Ветер легко подымал с полей и нес запах остывающей предзимней земли. Почувствовав легкий озноб, старый францисканец запахнул плащ и двинулся во внутренние покои монастыря.
В то же примерно время в самом сердце Болоньи невысокий, слегка сутулящий спину чужеземец любовался фонтаном. Спину он распрямить не пытался, просто задирал кверху лицо.
Что главная, в высоте как бы парящая, фигура изображает собой греческого бога морей Нептуна — чужеземец понял сразу. Нептунов с трезубцами хватало и в родном Петербурге. Однако здешний фонтан, выложенный в форме креста, поразил чужеземца сочетанием пропорций и превосходным фонтанным окружением.
Однако вместо выражения радости чужеземец отчего-то вздохнул. Путешествие, длившееся два с половиной месяца (из-за дурных погод в пути случались поломки, а по причине лени и любопытства — едва ли не семидневные задержки) завершилось благополучно. Завершилось там, где и было предписано: в городе Болонье.
Болонская филармоническая Академия славилась повсеместно. Кто только не обучался здесь строгому искусству фуги! Иоганн Христиан Бах, почтеннейший Глюк, француз Гретри. Даже Мозарт, вести о котором до недавно покинутой России доходили весьма слабо — побывал!
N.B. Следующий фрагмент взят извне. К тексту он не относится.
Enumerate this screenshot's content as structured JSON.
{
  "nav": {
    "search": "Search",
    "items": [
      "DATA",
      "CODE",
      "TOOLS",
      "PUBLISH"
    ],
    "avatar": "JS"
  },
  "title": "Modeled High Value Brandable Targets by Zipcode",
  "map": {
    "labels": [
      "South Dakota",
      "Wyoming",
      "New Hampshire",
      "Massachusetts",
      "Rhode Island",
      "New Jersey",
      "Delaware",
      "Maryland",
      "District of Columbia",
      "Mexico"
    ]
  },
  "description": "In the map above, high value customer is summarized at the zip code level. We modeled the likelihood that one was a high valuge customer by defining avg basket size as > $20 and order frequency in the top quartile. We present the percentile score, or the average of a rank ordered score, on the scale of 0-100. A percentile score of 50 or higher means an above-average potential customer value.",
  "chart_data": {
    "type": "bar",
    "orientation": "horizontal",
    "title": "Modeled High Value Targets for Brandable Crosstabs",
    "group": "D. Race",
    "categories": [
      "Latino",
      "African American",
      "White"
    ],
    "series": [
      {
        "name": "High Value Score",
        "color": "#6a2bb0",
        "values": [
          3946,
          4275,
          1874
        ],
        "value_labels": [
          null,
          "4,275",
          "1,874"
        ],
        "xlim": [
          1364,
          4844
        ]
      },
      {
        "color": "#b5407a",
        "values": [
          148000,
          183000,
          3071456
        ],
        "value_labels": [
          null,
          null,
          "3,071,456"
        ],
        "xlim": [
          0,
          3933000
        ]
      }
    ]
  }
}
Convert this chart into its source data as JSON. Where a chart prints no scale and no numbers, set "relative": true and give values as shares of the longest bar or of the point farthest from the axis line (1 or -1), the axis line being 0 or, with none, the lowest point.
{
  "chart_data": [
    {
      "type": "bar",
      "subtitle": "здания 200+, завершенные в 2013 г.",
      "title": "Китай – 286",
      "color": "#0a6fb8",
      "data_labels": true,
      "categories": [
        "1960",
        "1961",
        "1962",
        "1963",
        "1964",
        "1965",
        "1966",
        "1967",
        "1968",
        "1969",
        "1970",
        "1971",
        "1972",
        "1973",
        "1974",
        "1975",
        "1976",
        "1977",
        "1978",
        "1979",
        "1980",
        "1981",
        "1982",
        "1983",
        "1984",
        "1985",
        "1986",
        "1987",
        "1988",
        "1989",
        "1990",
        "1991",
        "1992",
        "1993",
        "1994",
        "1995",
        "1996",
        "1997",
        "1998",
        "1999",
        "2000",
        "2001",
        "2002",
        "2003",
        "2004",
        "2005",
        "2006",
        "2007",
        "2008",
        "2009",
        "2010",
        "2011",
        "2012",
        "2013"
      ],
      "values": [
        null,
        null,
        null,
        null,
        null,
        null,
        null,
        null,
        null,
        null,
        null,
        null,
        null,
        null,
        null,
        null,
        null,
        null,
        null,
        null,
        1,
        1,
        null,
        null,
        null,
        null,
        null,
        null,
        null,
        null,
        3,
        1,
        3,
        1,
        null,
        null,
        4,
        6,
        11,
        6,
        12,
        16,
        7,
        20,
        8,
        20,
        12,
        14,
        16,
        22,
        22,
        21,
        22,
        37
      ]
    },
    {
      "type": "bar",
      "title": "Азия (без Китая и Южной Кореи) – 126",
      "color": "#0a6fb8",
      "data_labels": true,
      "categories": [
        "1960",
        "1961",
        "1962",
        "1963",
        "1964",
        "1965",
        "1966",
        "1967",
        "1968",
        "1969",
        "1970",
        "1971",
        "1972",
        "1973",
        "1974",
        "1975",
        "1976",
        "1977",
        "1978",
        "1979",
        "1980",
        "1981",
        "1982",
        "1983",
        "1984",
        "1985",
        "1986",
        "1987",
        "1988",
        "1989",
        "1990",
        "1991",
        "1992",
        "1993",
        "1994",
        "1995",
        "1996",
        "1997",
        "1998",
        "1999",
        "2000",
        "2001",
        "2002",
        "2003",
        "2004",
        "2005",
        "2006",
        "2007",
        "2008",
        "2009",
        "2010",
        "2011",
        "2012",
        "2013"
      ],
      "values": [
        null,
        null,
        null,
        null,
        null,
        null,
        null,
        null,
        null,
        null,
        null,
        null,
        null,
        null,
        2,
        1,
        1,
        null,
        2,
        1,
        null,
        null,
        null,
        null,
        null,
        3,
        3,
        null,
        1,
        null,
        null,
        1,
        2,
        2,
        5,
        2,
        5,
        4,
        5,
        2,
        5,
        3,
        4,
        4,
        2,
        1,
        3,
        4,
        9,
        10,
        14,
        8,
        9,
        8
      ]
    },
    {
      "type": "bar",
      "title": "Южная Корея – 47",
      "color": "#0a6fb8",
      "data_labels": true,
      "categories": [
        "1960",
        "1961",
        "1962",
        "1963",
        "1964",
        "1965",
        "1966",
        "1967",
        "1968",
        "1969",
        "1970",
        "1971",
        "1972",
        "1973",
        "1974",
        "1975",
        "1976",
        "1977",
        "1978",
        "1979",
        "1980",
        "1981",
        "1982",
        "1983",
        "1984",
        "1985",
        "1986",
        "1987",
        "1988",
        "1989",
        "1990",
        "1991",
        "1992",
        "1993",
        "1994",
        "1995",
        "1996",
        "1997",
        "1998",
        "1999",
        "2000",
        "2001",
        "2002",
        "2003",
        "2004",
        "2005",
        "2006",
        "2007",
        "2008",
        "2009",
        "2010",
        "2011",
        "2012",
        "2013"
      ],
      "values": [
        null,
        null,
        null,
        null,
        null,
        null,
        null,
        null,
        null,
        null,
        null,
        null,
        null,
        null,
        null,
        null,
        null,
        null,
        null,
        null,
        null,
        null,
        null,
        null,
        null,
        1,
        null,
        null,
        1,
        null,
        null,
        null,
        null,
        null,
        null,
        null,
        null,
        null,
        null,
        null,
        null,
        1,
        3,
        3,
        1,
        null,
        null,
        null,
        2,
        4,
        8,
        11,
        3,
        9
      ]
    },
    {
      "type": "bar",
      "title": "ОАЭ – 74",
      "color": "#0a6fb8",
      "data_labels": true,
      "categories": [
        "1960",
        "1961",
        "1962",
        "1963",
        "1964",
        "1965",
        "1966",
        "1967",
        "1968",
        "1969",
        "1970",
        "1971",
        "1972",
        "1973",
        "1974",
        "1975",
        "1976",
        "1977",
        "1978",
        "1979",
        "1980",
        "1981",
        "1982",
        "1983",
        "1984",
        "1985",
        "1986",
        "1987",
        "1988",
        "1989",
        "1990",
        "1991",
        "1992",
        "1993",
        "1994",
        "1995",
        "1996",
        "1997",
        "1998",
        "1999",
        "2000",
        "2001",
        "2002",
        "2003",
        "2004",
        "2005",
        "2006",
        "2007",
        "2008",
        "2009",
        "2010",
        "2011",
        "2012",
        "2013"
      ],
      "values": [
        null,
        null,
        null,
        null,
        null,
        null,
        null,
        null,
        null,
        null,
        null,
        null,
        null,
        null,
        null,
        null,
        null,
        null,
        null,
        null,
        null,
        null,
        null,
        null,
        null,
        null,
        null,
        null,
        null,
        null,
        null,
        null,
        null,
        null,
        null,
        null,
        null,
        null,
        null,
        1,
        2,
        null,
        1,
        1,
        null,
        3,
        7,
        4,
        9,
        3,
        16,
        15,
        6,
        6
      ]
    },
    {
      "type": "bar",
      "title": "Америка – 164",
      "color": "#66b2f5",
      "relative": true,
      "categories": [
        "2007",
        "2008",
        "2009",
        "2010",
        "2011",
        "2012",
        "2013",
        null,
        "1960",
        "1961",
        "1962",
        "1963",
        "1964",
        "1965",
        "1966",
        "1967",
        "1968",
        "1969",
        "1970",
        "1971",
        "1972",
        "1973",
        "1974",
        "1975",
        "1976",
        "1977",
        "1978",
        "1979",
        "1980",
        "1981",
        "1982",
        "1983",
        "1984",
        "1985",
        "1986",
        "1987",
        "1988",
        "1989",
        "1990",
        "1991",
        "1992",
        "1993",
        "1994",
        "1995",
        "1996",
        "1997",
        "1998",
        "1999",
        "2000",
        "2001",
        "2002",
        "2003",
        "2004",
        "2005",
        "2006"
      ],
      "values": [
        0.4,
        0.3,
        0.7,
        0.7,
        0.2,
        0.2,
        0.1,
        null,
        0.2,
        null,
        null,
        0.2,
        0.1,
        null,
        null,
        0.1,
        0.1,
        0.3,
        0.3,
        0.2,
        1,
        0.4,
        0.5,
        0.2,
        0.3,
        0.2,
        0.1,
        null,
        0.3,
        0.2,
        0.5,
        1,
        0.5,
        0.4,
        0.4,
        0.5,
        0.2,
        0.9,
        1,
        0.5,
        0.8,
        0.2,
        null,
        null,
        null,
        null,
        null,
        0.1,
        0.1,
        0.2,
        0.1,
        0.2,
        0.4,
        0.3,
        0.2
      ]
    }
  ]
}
Но воспоминания о музыке строгой, музыке серьезной, не могли увести в сторону от чудес Болоньи.
Предчувствие зимнего карнавала, который вот-вот должен начаться, всеобщее веселье и радостный крик, царящие на улицах, остро-пряный дух сыров, витавший над старым городом, — вызывали мысли, целям путешествия не соответствующие, вызывали легкую, творящую из себя негромкие звуки печаль.
Еще раз ощупав в кармане кафтана рекомендательное письмо, молодой русский направился пешком в монастырь Сан-Франческо. Дорожный мешок пригибал к земле, но путник этого не чувствовал.
По пути чужестранец на вполне приличном итальянском спрашивал дорогу. Не потому, что не знал ее. Дорога была им вызубрена по карте, хранившейся в дорожном мешке. Просто хотелось еще раз услышать слова приязненной итальянской речи.
После чиновной холодности и вельможной замкнутости Петербурга во всю глотку орущие и лезущие обниматься италианцы представлялись племенем небывалым.
Ознакомительная версия.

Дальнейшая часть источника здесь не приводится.